Chondrosarcoma tissue microarray and immunohistochemistry analysis
Chondrosarcoma tissue microarray, containing 27 cases of chondrosarcoma including well (grade I), moderately (grade II) and poorly (Grade III) differentiated was obtained from US Biomax (OS803, US Biomax, Inc, USA). Immunohistochemistry staining was performed on chondrosarcoma tissue microarray using the ImmPRESS™ HRP Universal Antibody Polymer Detection Kit (Vector Laboratories, CA, USA). Paraffin-embedded sections were deparaffinized in alcohol baths, then washed in water. Antigen unmasking was performed using HIER citrate buffer pH=6.0 (Zytomed, Germany) for 6 h at 70° C. Then, peroxidase activity is quenched for 10 min using Peroxid-Block buffer (Zytomed, Germany). Sections were subsequently blocked for 20 min with normal horse blocking buffer and incubated at 4° C overnight with primary antibodies, phospho-EGFR (p-EGFR, diluted 1:400, Cell signalling, Danvers, USA) or EGF (diluted 1:250, GeneTex, CA, USA) in antibody dilutent (Dako, CA, USA). Sections were washed once with PBS, incubated with ImmPRESS reagent for 30 min and washed twice with PBS before incubated with peroxidase substrate (Permanent AEC kit, Zytomed, Germany) until stains develop. Sections were then counterstained with hematoxylin, cleared and mounted. Immunohistochemistry images were obtained by using Leica DMD 108 microscope (Leica Microsystem, Germany).

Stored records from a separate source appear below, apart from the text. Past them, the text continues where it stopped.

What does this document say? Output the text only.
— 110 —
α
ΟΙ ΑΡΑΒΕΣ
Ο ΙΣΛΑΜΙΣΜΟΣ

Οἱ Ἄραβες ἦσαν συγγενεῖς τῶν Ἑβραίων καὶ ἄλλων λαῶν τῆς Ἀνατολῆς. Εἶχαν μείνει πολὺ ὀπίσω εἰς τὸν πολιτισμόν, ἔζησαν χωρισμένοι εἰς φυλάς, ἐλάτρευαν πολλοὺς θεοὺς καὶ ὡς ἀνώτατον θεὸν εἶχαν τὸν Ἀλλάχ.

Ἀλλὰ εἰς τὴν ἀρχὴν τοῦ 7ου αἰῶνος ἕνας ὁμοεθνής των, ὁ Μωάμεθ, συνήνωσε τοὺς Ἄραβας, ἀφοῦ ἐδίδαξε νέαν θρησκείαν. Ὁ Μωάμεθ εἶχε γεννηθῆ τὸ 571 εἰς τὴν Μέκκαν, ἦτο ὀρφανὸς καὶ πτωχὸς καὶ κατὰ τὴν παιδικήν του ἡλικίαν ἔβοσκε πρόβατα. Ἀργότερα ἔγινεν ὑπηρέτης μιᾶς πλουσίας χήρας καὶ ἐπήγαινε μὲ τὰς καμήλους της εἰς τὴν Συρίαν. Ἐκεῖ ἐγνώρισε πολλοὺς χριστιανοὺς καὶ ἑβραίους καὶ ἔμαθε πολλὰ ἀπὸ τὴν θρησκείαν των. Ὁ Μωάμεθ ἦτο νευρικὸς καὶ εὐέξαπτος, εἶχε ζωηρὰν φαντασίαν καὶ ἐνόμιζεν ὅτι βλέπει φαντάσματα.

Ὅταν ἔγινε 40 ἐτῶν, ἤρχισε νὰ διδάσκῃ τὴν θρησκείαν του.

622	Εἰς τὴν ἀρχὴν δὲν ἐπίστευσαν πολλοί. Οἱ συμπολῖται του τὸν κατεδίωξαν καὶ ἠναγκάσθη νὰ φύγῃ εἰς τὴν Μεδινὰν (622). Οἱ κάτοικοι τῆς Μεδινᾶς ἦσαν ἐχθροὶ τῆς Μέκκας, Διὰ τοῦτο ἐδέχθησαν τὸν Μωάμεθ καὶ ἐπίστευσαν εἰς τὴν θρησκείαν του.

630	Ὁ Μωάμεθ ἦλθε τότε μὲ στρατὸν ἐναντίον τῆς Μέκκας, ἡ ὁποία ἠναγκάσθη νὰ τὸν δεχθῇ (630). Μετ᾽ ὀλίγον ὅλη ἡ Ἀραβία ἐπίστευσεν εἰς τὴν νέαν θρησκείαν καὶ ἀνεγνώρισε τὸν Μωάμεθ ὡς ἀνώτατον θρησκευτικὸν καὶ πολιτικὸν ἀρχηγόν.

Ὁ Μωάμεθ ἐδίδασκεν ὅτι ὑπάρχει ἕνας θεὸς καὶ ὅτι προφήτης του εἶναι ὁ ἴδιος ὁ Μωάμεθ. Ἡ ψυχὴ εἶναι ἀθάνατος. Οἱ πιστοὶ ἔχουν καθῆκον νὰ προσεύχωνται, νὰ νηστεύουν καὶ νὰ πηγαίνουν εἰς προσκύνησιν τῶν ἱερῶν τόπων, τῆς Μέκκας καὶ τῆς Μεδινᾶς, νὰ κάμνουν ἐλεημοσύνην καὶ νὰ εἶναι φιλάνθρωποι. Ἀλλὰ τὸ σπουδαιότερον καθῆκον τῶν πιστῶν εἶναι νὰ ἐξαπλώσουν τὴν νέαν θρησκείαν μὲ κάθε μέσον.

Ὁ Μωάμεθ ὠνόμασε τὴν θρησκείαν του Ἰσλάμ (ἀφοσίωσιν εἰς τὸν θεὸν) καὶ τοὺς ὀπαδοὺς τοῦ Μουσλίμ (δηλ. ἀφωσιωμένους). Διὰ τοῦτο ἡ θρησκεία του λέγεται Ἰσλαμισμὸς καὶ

Small interfering RNA transfection
Chondrosarcoma cells were seeded in 6-well plates at 2 × 105 cells per well and grown overnight at 37° C. Then, cells were transfected with 25 nM small interfering RNA (siRNAs) to human EGFR; siEGFR(1):CAGGAACTGGATATTCTGAAA, siEGFR(2):CC CATCCAATTTATCAAGGAA, siEGFR(3):TACGAA TATTAAACACTTCAA or control siRNA, (siControl, Scrambled, Qiagen, Hilden, Germany) using DharmaFECT transfection reagent (ThermoFisher Scientific, Waltham, USA) according to the manufacturer’s instructions. At 48 h post-transfection, cells were washed with PBS and harvested for immunoblotting to determine the change in the expression and the phosphorylation status of relative proteins.
Western blot analysis
After treatment, cells were washed with ice-cold PBS and total protein was extracted using RIPA buffer (150 mM NaCl, 50 mM Tris-HCl, pH 7.5, 1% deoxycholate, 0.1% SDS, 1% Triton X-100) supplemented with protease and phosphatase inhibitors (Roche Diagnostics, Indianapolis, IN, USA). Cell lysates were sonicated on ice and protein concentration of the samples was determined by the Bradford method. Proteins from cell lysate or conditioned medium were separated on 10% SDS-PAGE gels, transferred to a PVDF membrane (BIO-RAD, CA, USA), and subsequently blocked in PBS-Tween 20 containing 5% nonfat milk for 1 h at room temperature. Membranes were incubated at 4° C overnight with primary antibodies, phospho-EGFR (Y1068), phospho-ERK1/2, ERK1/2, phospho-AKT, AKT, phospho-mTOR, mTOR, cyclin D1, p27, Caspase-3, or PARP (diluted at 1:1000, Cell signaling, Danvers, USA), EGFR Pan (diluted 1/10000 Epitomics, CA, USA), EGF (diluted at 1:500, GeneTex, CA, USA). β-actin antibodies (Sigma) were used at a dilution of 1:5000. The membranes were washed three times for 10 min each with TBST and incubated in horseradish peroxidase-conjugated rabbit or mouse secondary antibodies (1:2000, Cell signaling) for 1 h at room temperature. The blots were then developed using Clarity Western ECL substrate (BIO-RAD) according to the instructions of the manufacturer.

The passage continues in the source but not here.